Jeremías 25:29 forma parte del capítulo 25 del libro de Jeremías en la Biblia Reina Valera 1960. Lee este pasaje en su contexto o abre Jeremías 25 completo:

  1. 25 a todos los reyes de Zimri, a todos los reyes de Elam, a todos los reyes de Media;
  2. 26 a todos los reyes del norte, los de cerca y los de lejos, los unos con los otros, y a todos los reinos del mundo que están sobre la faz de la tierra; y el rey de Babilonia beberá después de ellos.
  3. 27 Les dirás, pues: Así ha dicho Jehová de los ejércitos, Dios de Israel: Bebed, y embriagaos, y vomitad, y caed, y no os levantéis, a causa de la espada que yo envío entre vosotros.

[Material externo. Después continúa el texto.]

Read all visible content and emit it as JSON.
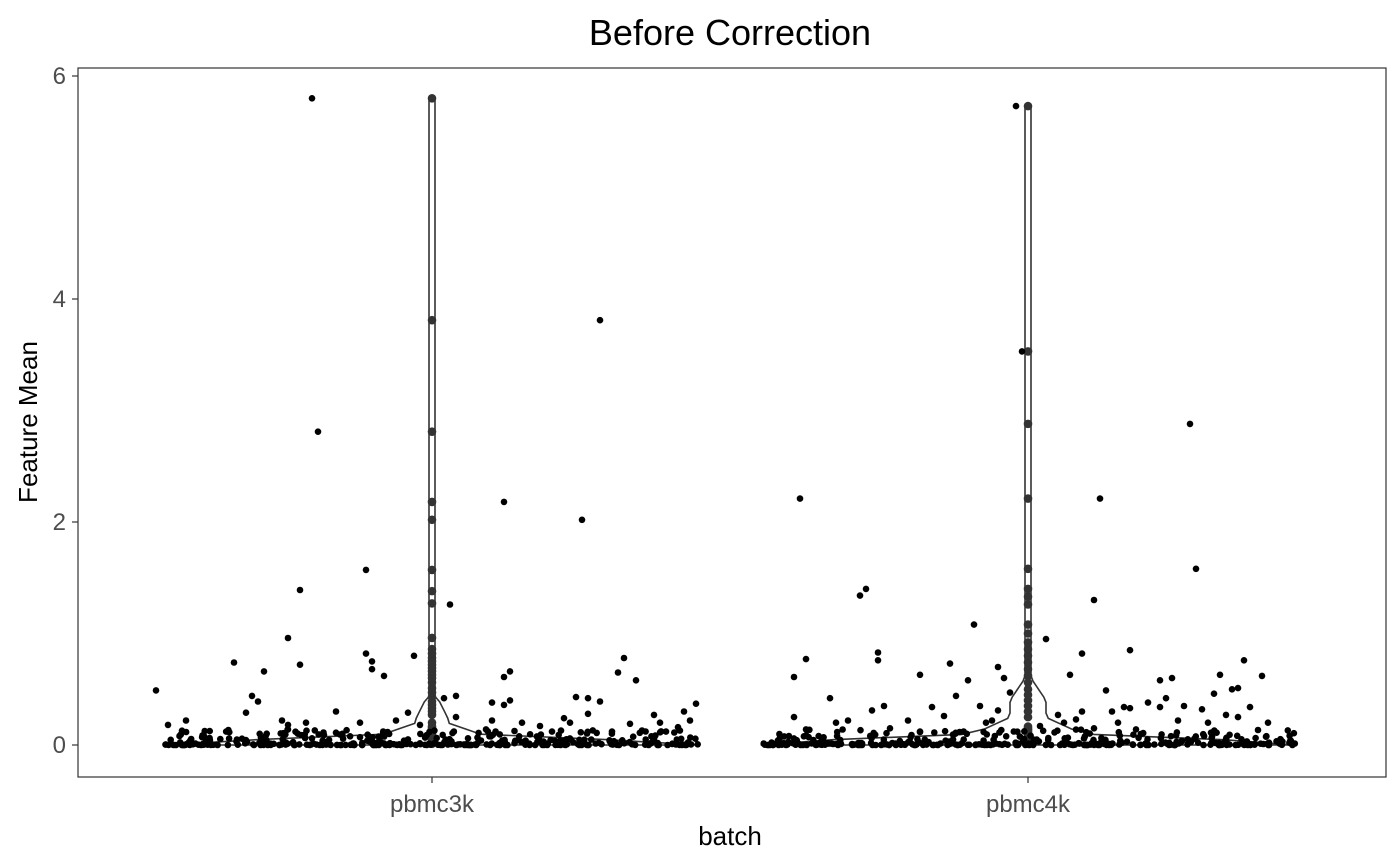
{
  "chart_data": {
    "type": "violin+jitter",
    "title": "Before Correction",
    "xlabel": "batch",
    "ylabel": "Feature Mean",
    "categories": [
      "pbmc3k",
      "pbmc4k"
    ],
    "ylim": [
      -0.28,
      6.1
    ],
    "yticks": [
      0,
      2,
      4,
      6
    ],
    "ytick_labels": [
      "0",
      "2",
      "4",
      "6"
    ],
    "grid": false,
    "colors": {
      "points": "#000000",
      "violin_line": "#333333",
      "panel_border": "#333333",
      "tick_label": "#4d4d4d"
    },
    "series": [
      {
        "category": "pbmc3k",
        "jitter_points": [
          {
            "dx": -0.46,
            "y": 0.49
          },
          {
            "dx": -0.44,
            "y": 0.18
          },
          {
            "dx": -0.41,
            "y": 0.22
          },
          {
            "dx": -0.38,
            "y": 0.08
          },
          {
            "dx": -0.33,
            "y": 0.74
          },
          {
            "dx": -0.31,
            "y": 0.29
          },
          {
            "dx": -0.3,
            "y": 0.44
          },
          {
            "dx": -0.29,
            "y": 0.39
          },
          {
            "dx": -0.28,
            "y": 0.66
          },
          {
            "dx": -0.25,
            "y": 0.22
          },
          {
            "dx": -0.24,
            "y": 0.14
          },
          {
            "dx": -0.2,
            "y": 0.06
          },
          {
            "dx": -0.16,
            "y": 0.11
          },
          {
            "dx": -0.12,
            "y": 0.07
          },
          {
            "dx": -0.24,
            "y": 0.18
          },
          {
            "dx": -0.21,
            "y": 0.2
          },
          {
            "dx": -0.24,
            "y": 0.96
          },
          {
            "dx": -0.22,
            "y": 0.72
          },
          {
            "dx": -0.22,
            "y": 1.39
          },
          {
            "dx": -0.2,
            "y": 5.8
          },
          {
            "dx": -0.19,
            "y": 2.81
          },
          {
            "dx": -0.18,
            "y": 0.09
          },
          {
            "dx": -0.16,
            "y": 0.3
          },
          {
            "dx": -0.12,
            "y": 0.2
          },
          {
            "dx": -0.11,
            "y": 1.57
          },
          {
            "dx": -0.11,
            "y": 0.82
          },
          {
            "dx": -0.1,
            "y": 0.75
          },
          {
            "dx": -0.1,
            "y": 0.68
          },
          {
            "dx": -0.08,
            "y": 0.62
          },
          {
            "dx": -0.06,
            "y": 0.22
          },
          {
            "dx": -0.04,
            "y": 0.29
          },
          {
            "dx": -0.03,
            "y": 0.8
          },
          {
            "dx": -0.02,
            "y": 0.18
          },
          {
            "dx": 0.02,
            "y": 0.42
          },
          {
            "dx": 0.03,
            "y": 1.26
          },
          {
            "dx": 0.04,
            "y": 0.25
          },
          {
            "dx": 0.04,
            "y": 0.44
          },
          {
            "dx": 0.06,
            "y": 0.06
          },
          {
            "dx": 0.09,
            "y": 0.14
          },
          {
            "dx": 0.1,
            "y": 0.22
          },
          {
            "dx": 0.1,
            "y": 0.38
          },
          {
            "dx": 0.12,
            "y": 0.61
          },
          {
            "dx": 0.12,
            "y": 0.36
          },
          {
            "dx": 0.13,
            "y": 0.66
          },
          {
            "dx": 0.13,
            "y": 0.4
          },
          {
            "dx": 0.12,
            "y": 2.18
          },
          {
            "dx": 0.15,
            "y": 0.2
          },
          {
            "dx": 0.18,
            "y": 0.17
          },
          {
            "dx": 0.2,
            "y": 0.12
          },
          {
            "dx": 0.22,
            "y": 0.24
          },
          {
            "dx": 0.23,
            "y": 0.2
          },
          {
            "dx": 0.24,
            "y": 0.43
          },
          {
            "dx": 0.25,
            "y": 2.02
          },
          {
            "dx": 0.26,
            "y": 0.42
          },
          {
            "dx": 0.26,
            "y": 0.28
          },
          {
            "dx": 0.28,
            "y": 3.81
          },
          {
            "dx": 0.28,
            "y": 0.39
          },
          {
            "dx": 0.3,
            "y": 0.12
          },
          {
            "dx": 0.31,
            "y": 0.65
          },
          {
            "dx": 0.32,
            "y": 0.78
          },
          {
            "dx": 0.33,
            "y": 0.19
          },
          {
            "dx": 0.34,
            "y": 0.58
          },
          {
            "dx": 0.35,
            "y": 0.13
          },
          {
            "dx": 0.37,
            "y": 0.27
          },
          {
            "dx": 0.38,
            "y": 0.2
          },
          {
            "dx": 0.39,
            "y": 0.12
          },
          {
            "dx": 0.41,
            "y": 0.16
          },
          {
            "dx": 0.42,
            "y": 0.3
          },
          {
            "dx": 0.43,
            "y": 0.22
          },
          {
            "dx": 0.44,
            "y": 0.37
          }
        ],
        "axis_points": [
          0.2,
          0.27,
          0.3,
          0.33,
          0.36,
          0.39,
          0.43,
          0.47,
          0.51,
          0.56,
          0.6,
          0.63,
          0.66,
          0.69,
          0.72,
          0.75,
          0.78,
          0.82,
          0.86,
          0.96,
          1.27,
          1.38,
          1.57,
          2.02,
          2.18,
          2.81,
          3.81,
          5.8
        ]
      },
      {
        "category": "pbmc4k",
        "jitter_points": [
          {
            "dx": -0.39,
            "y": 0.61
          },
          {
            "dx": -0.39,
            "y": 0.25
          },
          {
            "dx": -0.38,
            "y": 2.21
          },
          {
            "dx": -0.37,
            "y": 0.77
          },
          {
            "dx": -0.37,
            "y": 0.14
          },
          {
            "dx": -0.33,
            "y": 0.42
          },
          {
            "dx": -0.32,
            "y": 0.2
          },
          {
            "dx": -0.3,
            "y": 0.22
          },
          {
            "dx": -0.28,
            "y": 1.34
          },
          {
            "dx": -0.27,
            "y": 1.4
          },
          {
            "dx": -0.26,
            "y": 0.31
          },
          {
            "dx": -0.25,
            "y": 0.83
          },
          {
            "dx": -0.25,
            "y": 0.76
          },
          {
            "dx": -0.24,
            "y": 0.35
          },
          {
            "dx": -0.23,
            "y": 0.15
          },
          {
            "dx": -0.2,
            "y": 0.22
          },
          {
            "dx": -0.18,
            "y": 0.63
          },
          {
            "dx": -0.16,
            "y": 0.34
          },
          {
            "dx": -0.18,
            "y": 0.12
          },
          {
            "dx": -0.14,
            "y": 0.26
          },
          {
            "dx": -0.13,
            "y": 0.73
          },
          {
            "dx": -0.12,
            "y": 0.44
          },
          {
            "dx": -0.1,
            "y": 0.58
          },
          {
            "dx": -0.09,
            "y": 1.08
          },
          {
            "dx": -0.08,
            "y": 0.35
          },
          {
            "dx": -0.07,
            "y": 0.2
          },
          {
            "dx": -0.06,
            "y": 0.22
          },
          {
            "dx": -0.05,
            "y": 0.31
          },
          {
            "dx": -0.05,
            "y": 0.7
          },
          {
            "dx": -0.04,
            "y": 0.6
          },
          {
            "dx": -0.03,
            "y": 0.47
          },
          {
            "dx": -0.02,
            "y": 5.73
          },
          {
            "dx": -0.01,
            "y": 3.53
          },
          {
            "dx": 0.02,
            "y": 0.17
          },
          {
            "dx": 0.03,
            "y": 0.95
          },
          {
            "dx": 0.05,
            "y": 0.27
          },
          {
            "dx": 0.06,
            "y": 0.2
          },
          {
            "dx": 0.07,
            "y": 0.63
          },
          {
            "dx": 0.08,
            "y": 0.23
          },
          {
            "dx": 0.09,
            "y": 0.82
          },
          {
            "dx": 0.09,
            "y": 0.3
          },
          {
            "dx": 0.11,
            "y": 1.3
          },
          {
            "dx": 0.11,
            "y": 0.15
          },
          {
            "dx": 0.12,
            "y": 2.21
          },
          {
            "dx": 0.13,
            "y": 0.49
          },
          {
            "dx": 0.14,
            "y": 0.3
          },
          {
            "dx": 0.15,
            "y": 0.2
          },
          {
            "dx": 0.16,
            "y": 0.34
          },
          {
            "dx": 0.17,
            "y": 0.85
          },
          {
            "dx": 0.17,
            "y": 0.33
          },
          {
            "dx": 0.18,
            "y": 0.14
          },
          {
            "dx": 0.2,
            "y": 0.38
          },
          {
            "dx": 0.22,
            "y": 0.58
          },
          {
            "dx": 0.22,
            "y": 0.34
          },
          {
            "dx": 0.23,
            "y": 0.42
          },
          {
            "dx": 0.24,
            "y": 0.6
          },
          {
            "dx": 0.25,
            "y": 0.22
          },
          {
            "dx": 0.26,
            "y": 0.35
          },
          {
            "dx": 0.27,
            "y": 2.88
          },
          {
            "dx": 0.28,
            "y": 1.58
          },
          {
            "dx": 0.29,
            "y": 0.32
          },
          {
            "dx": 0.3,
            "y": 0.2
          },
          {
            "dx": 0.31,
            "y": 0.46
          },
          {
            "dx": 0.32,
            "y": 0.63
          },
          {
            "dx": 0.33,
            "y": 0.27
          },
          {
            "dx": 0.34,
            "y": 0.5
          },
          {
            "dx": 0.35,
            "y": 0.25
          },
          {
            "dx": 0.36,
            "y": 0.76
          },
          {
            "dx": 0.37,
            "y": 0.34
          },
          {
            "dx": 0.39,
            "y": 0.62
          },
          {
            "dx": 0.4,
            "y": 0.2
          },
          {
            "dx": 0.35,
            "y": 0.51
          }
        ],
        "axis_points": [
          0.25,
          0.3,
          0.35,
          0.4,
          0.45,
          0.5,
          0.56,
          0.62,
          0.68,
          0.74,
          0.8,
          0.86,
          0.92,
          1.0,
          1.08,
          1.26,
          1.33,
          1.4,
          1.58,
          2.21,
          2.88,
          3.53,
          5.73
        ]
      }
    ]
  }
}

  4. 28 Y si no quieren tomar la copa de tu mano para beber, les dirás tú: Así ha dicho Jehová de los ejércitos: Tenéis que beber.
  5. 29 Porque he aquí que a la ciudad en la cual es invocado mi nombre yo comienzo a hacer mal; ¿y vosotros seréis absueltos? No seréis absueltos; porque espada traigo sobre todos los moradores de la tierra, dice Jehová de los ejércitos.
  6. 30 Tú, pues, profetizarás contra ellos todas estas palabras y les dirás: Jehová rugirá desde lo alto, y desde su morada santa dará su voz; rugirá fuertemente contra su morada; canción de lagareros cantará contra todos los moradores de la tierra.
  7. 31 Llegará el estruendo hasta el fin de la tierra, porque Jehová tiene juicio contra las naciones; él es el Juez de toda carne; entregará los impíos a espada, dice Jehová.
  8. 32 Así ha dicho Jehová de los ejércitos: He aquí que el mal irá de nación en nación, y grande tempestad se levantará de los fines de la tierra.
  9. 33 Y yacerán los muertos de Jehová en aquel día desde un extremo de la tierra hasta el otro; no se endecharán ni se recogerán ni serán enterrados; como estiércol quedarán sobre la faz de la tierra.